その空席は和佳奈の前の席で、休み時間のあたしの定位置になりつつあった。
「木崎、健斗だっけ」
「あ! あたし知ってるよ。中学同じだったから」
隣の席の子が話に入ってきた。
その子は、入学式のときは校則通りの恰好をしていたのに、日に日にスカートが短くなって、もうちょっとでパンツが見えそうで、こっちがヒヤヒヤしてしまう。ブレザーとのバランスも悪い。

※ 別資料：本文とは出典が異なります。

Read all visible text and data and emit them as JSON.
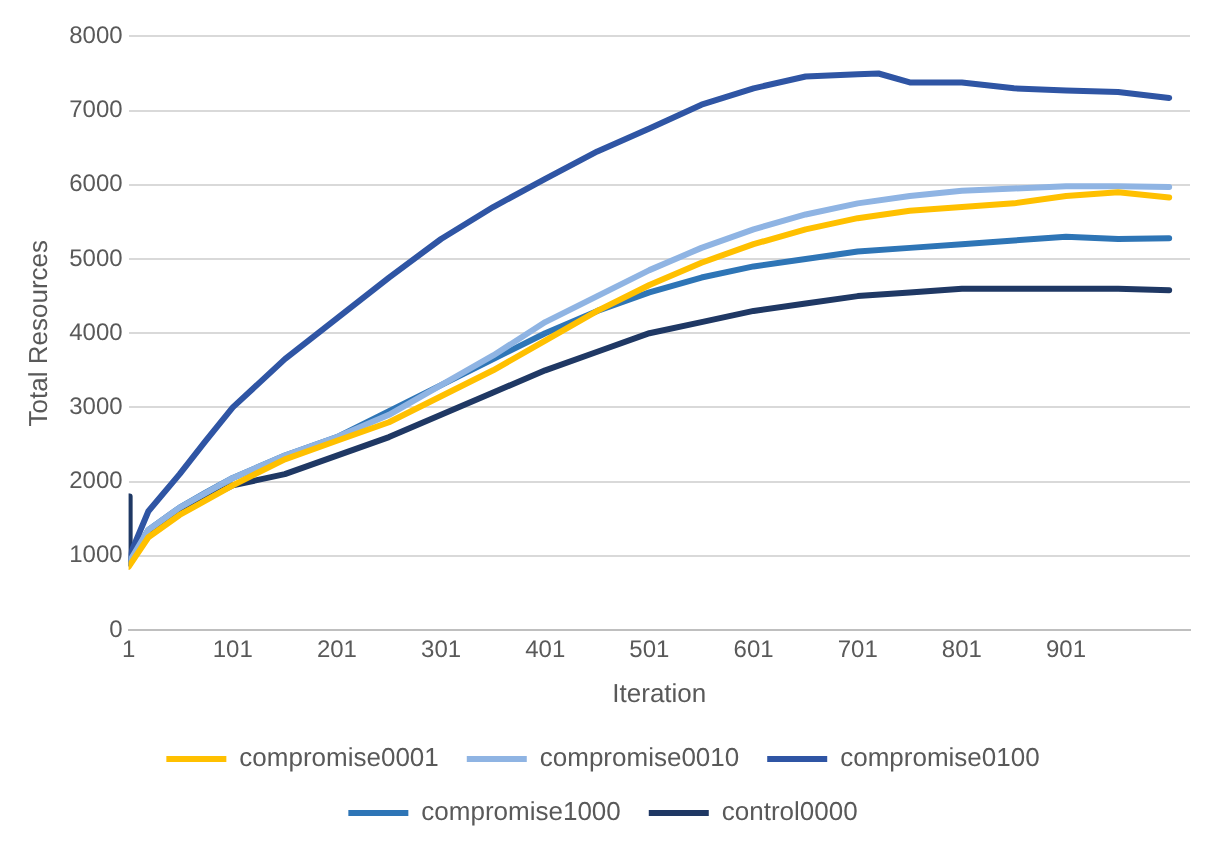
{
  "chart_data": {
    "type": "line",
    "xlabel": "Iteration",
    "ylabel": "Total Resources",
    "xlim": [
      1,
      1020
    ],
    "xticks": [
      1,
      101,
      201,
      301,
      401,
      501,
      601,
      701,
      801,
      901
    ],
    "ylim": [
      0,
      8000
    ],
    "yticks": [
      0,
      1000,
      2000,
      3000,
      4000,
      5000,
      6000,
      7000,
      8000
    ],
    "grid": "y",
    "legend": "bottom",
    "marker": "none",
    "line_style": "solid",
    "series": [
      {
        "name": "compromise0001",
        "color": "#ffc000",
        "x": [
          1,
          20,
          50,
          101,
          151,
          201,
          251,
          301,
          351,
          401,
          451,
          501,
          551,
          601,
          651,
          701,
          751,
          801,
          851,
          901,
          951,
          1000
        ],
        "values": [
          850,
          1250,
          1550,
          1950,
          2300,
          2550,
          2800,
          3150,
          3500,
          3900,
          4300,
          4650,
          4950,
          5200,
          5400,
          5550,
          5650,
          5700,
          5750,
          5850,
          5900,
          5830
        ]
      },
      {
        "name": "compromise0010",
        "color": "#8fb4e3",
        "x": [
          1,
          20,
          50,
          101,
          151,
          201,
          251,
          301,
          351,
          401,
          451,
          501,
          551,
          601,
          651,
          701,
          751,
          801,
          851,
          901,
          951,
          1000
        ],
        "values": [
          900,
          1350,
          1650,
          2050,
          2350,
          2600,
          2900,
          3300,
          3700,
          4150,
          4500,
          4850,
          5150,
          5400,
          5600,
          5750,
          5850,
          5920,
          5950,
          5980,
          5980,
          5970
        ]
      },
      {
        "name": "compromise0100",
        "color": "#2f55a4",
        "x": [
          1,
          5,
          20,
          50,
          75,
          101,
          151,
          201,
          251,
          301,
          351,
          401,
          451,
          501,
          551,
          601,
          651,
          701,
          721,
          751,
          801,
          851,
          901,
          951,
          1000
        ],
        "values": [
          900,
          1100,
          1600,
          2100,
          2550,
          3000,
          3650,
          4200,
          4750,
          5270,
          5700,
          6080,
          6450,
          6760,
          7080,
          7300,
          7460,
          7490,
          7500,
          7380,
          7380,
          7300,
          7270,
          7250,
          7170
        ]
      },
      {
        "name": "compromise1000",
        "color": "#2e75b6",
        "x": [
          1,
          20,
          50,
          75,
          101,
          151,
          201,
          251,
          301,
          351,
          401,
          451,
          501,
          551,
          601,
          651,
          701,
          751,
          801,
          851,
          901,
          951,
          1000
        ],
        "values": [
          900,
          1350,
          1650,
          1850,
          2050,
          2350,
          2600,
          2950,
          3300,
          3650,
          4000,
          4300,
          4550,
          4750,
          4900,
          5000,
          5100,
          5150,
          5200,
          5250,
          5300,
          5270,
          5280
        ]
      },
      {
        "name": "control0000",
        "color": "#1f3864",
        "x": [
          1,
          2,
          20,
          50,
          101,
          151,
          201,
          251,
          301,
          351,
          401,
          451,
          501,
          551,
          601,
          651,
          701,
          751,
          801,
          851,
          901,
          951,
          1000
        ],
        "values": [
          1800,
          900,
          1300,
          1600,
          1950,
          2100,
          2350,
          2600,
          2900,
          3200,
          3500,
          3750,
          4000,
          4150,
          4300,
          4400,
          4500,
          4550,
          4600,
          4600,
          4600,
          4600,
          4580
        ]
      }
    ]
  }
}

和佳奈はすごく可愛くてオシャレだから、こういう子によく話し掛けられた。
「成績すっごくいいんだよ。あんまり話したことないけど、」
「ふぅん。病気とかかな」
「分かんない。卒業式も出てたし、具合悪そうな感じしなかったけど。ね、和佳奈ちゃんさ、今日の放課後、一緒に買い物行かない? あたし服欲しくってさ。和佳奈ちゃんセンスいいから、選んでよー」
なんだ、その話をしたかっただけか。
それよりあたしのこと完全に無視してるな、この子。
「あ、ごめーん。今日、彼氏と一緒に帰る約束してるから。また今度ね」
和佳奈の言葉に、その子もあたしもビックリした。
え、彼氏いるの?
うまく言葉が出ないままポカンとしていると、教室のざわめきがやんだ。よっちゃんがきたのかと思って振り返ると、そこに立っていたのは見たことのない男子。
みんなが彼を見ていた。
時間が止まったような空間で、彼だけが動き出す。つかつかと歩いて、あたしの前で立ち止まった。
「どいて」
本日二度目のポカン。まだ朝のホームルームも始まっていないのに。
和佳奈も、新しいネイルを施した指先でチョコレートを摘まんだまま、彼を見上げていた。
「そこ、俺の席だから」
長い前髪とレンズの向こうからのぞく目が、あたしを見下ろしている。
「えっと、もしかして木崎くん?」
慌てて立ち上がるあたしの問い掛けにも答えず、彼は席に着いた。怒っちゃったのかな。
「ごめんね、勝手に座って」
「智彩」
和佳奈があたしの腕を引いて小さく首を横に振った。関わらない方がいいよって言うみたいに。でも――。
「木崎くん、あの」
と、もう一度話し掛けたとき、よっちゃんが入ってきた。
「おー、木崎。やっと来たか。今日はテストだからって脅しがきいたみたいだな」
先生の言葉にはっとした。ヤバ。忘れてた。全然勉強してない!
昨日は、新しく買ったアイシャドウを試すのが楽しすぎてうっかりしてた。
時すでに遅し。その言葉が身に沁みたのは言うまでもない。